From 07420143c465a453e7f356ee504b0a167e154818 Mon Sep 17 00:00:00 2001
From: Luca G <1923603+lgibelli@users.noreply.github.com>
Date: Wed, 27 Aug 2025 11:34:46 +0000
Subject: [PATCH] Fix vLLM queue overflow with serialized semaphore release

Multiple workers could acquire semaphore in rapid succession when queue dropped,
causing bursts of 1000+ page submissions and vLLM crashes.

Race condition in semaphore release logic - multiple threads could evaluate
conditions and release simultaneously before queue updated.

Add asyncio.Lock() to serialize release checks, ensuring atomic evaluation
and release. All condition checks now happen inside the lock.
---
 olmocr/pipeline.py | 40 ++++++++++++++++++++++++----------------
 1 file changed, 24 insertions(+), 16 deletions(-)
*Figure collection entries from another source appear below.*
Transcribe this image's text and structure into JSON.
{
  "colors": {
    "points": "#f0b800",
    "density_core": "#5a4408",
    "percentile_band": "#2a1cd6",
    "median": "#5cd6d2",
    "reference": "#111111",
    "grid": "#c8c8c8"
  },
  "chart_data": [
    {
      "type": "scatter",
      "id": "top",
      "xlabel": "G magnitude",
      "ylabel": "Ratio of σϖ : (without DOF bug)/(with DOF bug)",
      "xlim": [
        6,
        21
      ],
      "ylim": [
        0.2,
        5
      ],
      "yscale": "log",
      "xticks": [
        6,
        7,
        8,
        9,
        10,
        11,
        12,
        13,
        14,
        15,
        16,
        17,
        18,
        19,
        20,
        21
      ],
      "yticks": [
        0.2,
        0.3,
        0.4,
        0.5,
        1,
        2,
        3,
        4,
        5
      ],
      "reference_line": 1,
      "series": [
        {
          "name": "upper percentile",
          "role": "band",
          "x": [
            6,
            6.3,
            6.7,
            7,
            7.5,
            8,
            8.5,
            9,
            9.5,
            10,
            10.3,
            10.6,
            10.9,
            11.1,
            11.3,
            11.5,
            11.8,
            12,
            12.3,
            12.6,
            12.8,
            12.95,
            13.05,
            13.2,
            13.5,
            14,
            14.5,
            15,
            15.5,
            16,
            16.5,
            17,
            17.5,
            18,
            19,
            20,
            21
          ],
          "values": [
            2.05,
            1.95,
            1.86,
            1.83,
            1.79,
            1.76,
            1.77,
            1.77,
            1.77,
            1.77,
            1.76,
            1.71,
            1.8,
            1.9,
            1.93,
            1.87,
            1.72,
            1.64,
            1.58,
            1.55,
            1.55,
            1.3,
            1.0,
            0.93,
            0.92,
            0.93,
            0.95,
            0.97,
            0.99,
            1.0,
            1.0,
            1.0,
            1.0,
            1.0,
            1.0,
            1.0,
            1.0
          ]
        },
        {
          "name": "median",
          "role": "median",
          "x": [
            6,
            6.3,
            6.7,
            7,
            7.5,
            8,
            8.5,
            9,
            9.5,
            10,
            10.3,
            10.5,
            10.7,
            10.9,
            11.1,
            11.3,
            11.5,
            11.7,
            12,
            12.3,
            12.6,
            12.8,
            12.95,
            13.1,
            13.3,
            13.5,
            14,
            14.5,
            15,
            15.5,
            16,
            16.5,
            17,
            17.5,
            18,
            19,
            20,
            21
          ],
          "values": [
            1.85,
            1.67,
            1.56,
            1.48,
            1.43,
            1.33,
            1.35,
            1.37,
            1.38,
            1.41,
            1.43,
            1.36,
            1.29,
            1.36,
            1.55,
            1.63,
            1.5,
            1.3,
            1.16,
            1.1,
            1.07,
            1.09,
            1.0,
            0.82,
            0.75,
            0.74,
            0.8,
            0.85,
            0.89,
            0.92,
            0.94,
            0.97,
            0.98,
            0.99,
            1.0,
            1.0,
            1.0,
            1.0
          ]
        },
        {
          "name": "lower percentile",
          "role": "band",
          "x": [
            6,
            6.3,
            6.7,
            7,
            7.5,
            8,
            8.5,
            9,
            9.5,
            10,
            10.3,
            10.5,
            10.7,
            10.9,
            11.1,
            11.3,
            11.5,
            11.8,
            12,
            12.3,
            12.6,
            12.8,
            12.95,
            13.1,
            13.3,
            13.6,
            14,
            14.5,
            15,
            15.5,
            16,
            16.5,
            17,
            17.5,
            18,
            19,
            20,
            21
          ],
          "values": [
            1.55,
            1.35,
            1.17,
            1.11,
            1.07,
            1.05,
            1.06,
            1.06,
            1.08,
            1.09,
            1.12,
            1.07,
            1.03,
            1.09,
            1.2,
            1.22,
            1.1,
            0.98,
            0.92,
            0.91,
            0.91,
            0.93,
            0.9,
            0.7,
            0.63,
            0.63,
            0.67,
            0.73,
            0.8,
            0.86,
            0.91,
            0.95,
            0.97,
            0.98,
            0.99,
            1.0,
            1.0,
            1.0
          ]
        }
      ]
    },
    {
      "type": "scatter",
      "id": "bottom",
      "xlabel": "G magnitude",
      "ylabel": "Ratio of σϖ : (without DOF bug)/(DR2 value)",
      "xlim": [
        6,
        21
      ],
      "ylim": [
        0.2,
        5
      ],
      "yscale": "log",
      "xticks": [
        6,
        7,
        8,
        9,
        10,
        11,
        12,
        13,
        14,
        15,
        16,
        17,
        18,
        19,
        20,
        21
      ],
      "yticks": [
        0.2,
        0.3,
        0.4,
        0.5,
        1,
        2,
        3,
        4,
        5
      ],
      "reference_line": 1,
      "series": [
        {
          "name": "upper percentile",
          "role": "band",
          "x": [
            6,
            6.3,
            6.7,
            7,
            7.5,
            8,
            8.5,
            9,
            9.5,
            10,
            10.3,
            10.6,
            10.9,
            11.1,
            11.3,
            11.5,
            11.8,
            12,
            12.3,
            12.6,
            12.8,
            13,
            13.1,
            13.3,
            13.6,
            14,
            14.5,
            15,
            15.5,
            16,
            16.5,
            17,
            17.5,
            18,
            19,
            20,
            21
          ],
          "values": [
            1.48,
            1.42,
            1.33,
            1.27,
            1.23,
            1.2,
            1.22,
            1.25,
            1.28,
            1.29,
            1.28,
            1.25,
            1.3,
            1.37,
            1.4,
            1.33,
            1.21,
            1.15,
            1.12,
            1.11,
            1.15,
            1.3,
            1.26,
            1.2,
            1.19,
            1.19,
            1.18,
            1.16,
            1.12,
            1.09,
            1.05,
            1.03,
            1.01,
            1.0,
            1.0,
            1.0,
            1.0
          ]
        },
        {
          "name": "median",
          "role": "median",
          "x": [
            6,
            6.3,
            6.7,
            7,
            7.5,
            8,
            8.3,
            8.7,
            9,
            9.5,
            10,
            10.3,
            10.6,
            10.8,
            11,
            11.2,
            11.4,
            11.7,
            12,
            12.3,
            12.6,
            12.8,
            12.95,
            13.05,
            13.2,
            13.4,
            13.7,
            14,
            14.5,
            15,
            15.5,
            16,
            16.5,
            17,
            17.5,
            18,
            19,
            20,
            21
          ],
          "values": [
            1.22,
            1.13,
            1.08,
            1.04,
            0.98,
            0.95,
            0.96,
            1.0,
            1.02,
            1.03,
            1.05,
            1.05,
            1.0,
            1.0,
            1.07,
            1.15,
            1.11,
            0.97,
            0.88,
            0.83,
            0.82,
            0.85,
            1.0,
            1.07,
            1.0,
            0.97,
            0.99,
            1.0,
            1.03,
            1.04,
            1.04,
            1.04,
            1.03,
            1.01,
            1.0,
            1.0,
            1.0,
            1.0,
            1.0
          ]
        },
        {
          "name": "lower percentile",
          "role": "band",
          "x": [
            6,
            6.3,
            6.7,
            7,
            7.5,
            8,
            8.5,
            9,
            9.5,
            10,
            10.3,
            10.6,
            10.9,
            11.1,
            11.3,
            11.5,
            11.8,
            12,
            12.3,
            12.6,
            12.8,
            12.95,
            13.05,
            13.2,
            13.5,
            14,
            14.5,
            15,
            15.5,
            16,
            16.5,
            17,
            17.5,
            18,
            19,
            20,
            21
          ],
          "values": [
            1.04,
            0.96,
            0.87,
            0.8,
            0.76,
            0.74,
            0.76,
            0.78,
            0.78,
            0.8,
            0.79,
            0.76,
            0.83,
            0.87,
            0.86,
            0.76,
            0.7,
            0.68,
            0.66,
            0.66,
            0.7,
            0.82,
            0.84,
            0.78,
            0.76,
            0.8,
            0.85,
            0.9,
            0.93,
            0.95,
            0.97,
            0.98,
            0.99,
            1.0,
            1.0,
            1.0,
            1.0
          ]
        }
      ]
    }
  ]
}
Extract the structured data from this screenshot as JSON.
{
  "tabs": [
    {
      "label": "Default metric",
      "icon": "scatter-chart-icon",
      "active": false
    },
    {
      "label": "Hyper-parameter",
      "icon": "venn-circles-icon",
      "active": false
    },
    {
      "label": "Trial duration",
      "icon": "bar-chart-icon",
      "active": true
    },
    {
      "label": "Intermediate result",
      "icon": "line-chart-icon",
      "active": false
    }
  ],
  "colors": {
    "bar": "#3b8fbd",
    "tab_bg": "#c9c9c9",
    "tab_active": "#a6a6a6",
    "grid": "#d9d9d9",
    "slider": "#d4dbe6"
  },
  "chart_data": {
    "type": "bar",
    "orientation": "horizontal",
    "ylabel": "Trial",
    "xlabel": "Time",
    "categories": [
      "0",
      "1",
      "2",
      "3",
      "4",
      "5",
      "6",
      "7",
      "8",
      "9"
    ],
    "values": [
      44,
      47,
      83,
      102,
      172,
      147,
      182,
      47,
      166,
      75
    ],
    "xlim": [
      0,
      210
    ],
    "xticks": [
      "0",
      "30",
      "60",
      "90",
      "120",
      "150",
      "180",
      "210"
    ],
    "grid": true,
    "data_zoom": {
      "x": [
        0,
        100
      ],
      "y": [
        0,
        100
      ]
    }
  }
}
diff --git a/olmocr/pipeline.py b/olmocr/pipeline.py
index 04a21701..4c7fd662 100644
--- a/olmocr/pipeline.py
+++ b/olmocr/pipeline.py
@@ -632,6 +632,10 @@ def _kill_proc():
     running_reqs_decreased = False
     server_printed_ready_message = False
     last_semaphore_release = time.time()
+    # Track pages submitted by last worker to ensure some complete before next release
+    pages_submitted_at_last_release = 0
+    # Lock to prevent multiple rapid semaphore releases
+    release_lock = asyncio.Lock()
 
     async def process_line(line):
         nonlocal last_running_req, last_queue_req, peak_running_req, running_reqs_decreased, last_semaphore_release, server_printed_ready_message
@@ -673,25 +677,29 @@ async def read_stream(stream):
                 logger.warning(f"Got {ex} when reading log line from inference server, skipping")
 
     async def timeout_task():
-        nonlocal last_running_req, last_queue_req, peak_running_req, last_semaphore_release, running_reqs_decreased
+        nonlocal last_running_req, last_queue_req, peak_running_req, last_semaphore_release, running_reqs_decreased, pages_submitted_at_last_release
+        
         try:
             while True:
                 await asyncio.sleep(1)
-
-                # Check if we should release the semaphore
-                should_release = (
-                    server_printed_ready_message
-                    and last_queue_req <= int(peak_running_req * 0.1)
-                    and time.time() - last_semaphore_release > 30
-                    and semaphore.locked()
-                    and (last_running_req == 0 or running_reqs_decreased)
-                )
-
-                if should_release:
-                    semaphore.release()
-                    running_reqs_decreased = False  # Reset flag after release
-                    last_semaphore_release = time.time()
-                    logger.info(f"Semaphore released at {last_running_req} running {last_queue_req} queued, peak: {peak_running_req})")
+                
+                # Only check basic conditions before acquiring lock
+                if server_printed_ready_message and semaphore.locked():
+                    # Use lock to prevent multiple releases
+                    async with release_lock:
+                        # Check ALL conditions inside the lock to prevent race conditions
+                        should_release = (
+                            semaphore.locked()
+                            and last_queue_req <= int(peak_running_req * 0.1)  # Original logic: 10% of peak
+                            and time.time() - last_semaphore_release > 30  # Original 30s cooldown
+                            and (last_running_req == 0 or running_reqs_decreased)  # Original condition
+                        )
+                        
+                        if should_release:
+                            semaphore.release()
+                            running_reqs_decreased = False  # Reset flag after release
+                            last_semaphore_release = time.time()
+                            logger.info(f"Semaphore released at {last_running_req} running {last_queue_req} queued, peak: {peak_running_req})")
         except asyncio.CancelledError:
             pass  # Clean up if the task is cancelled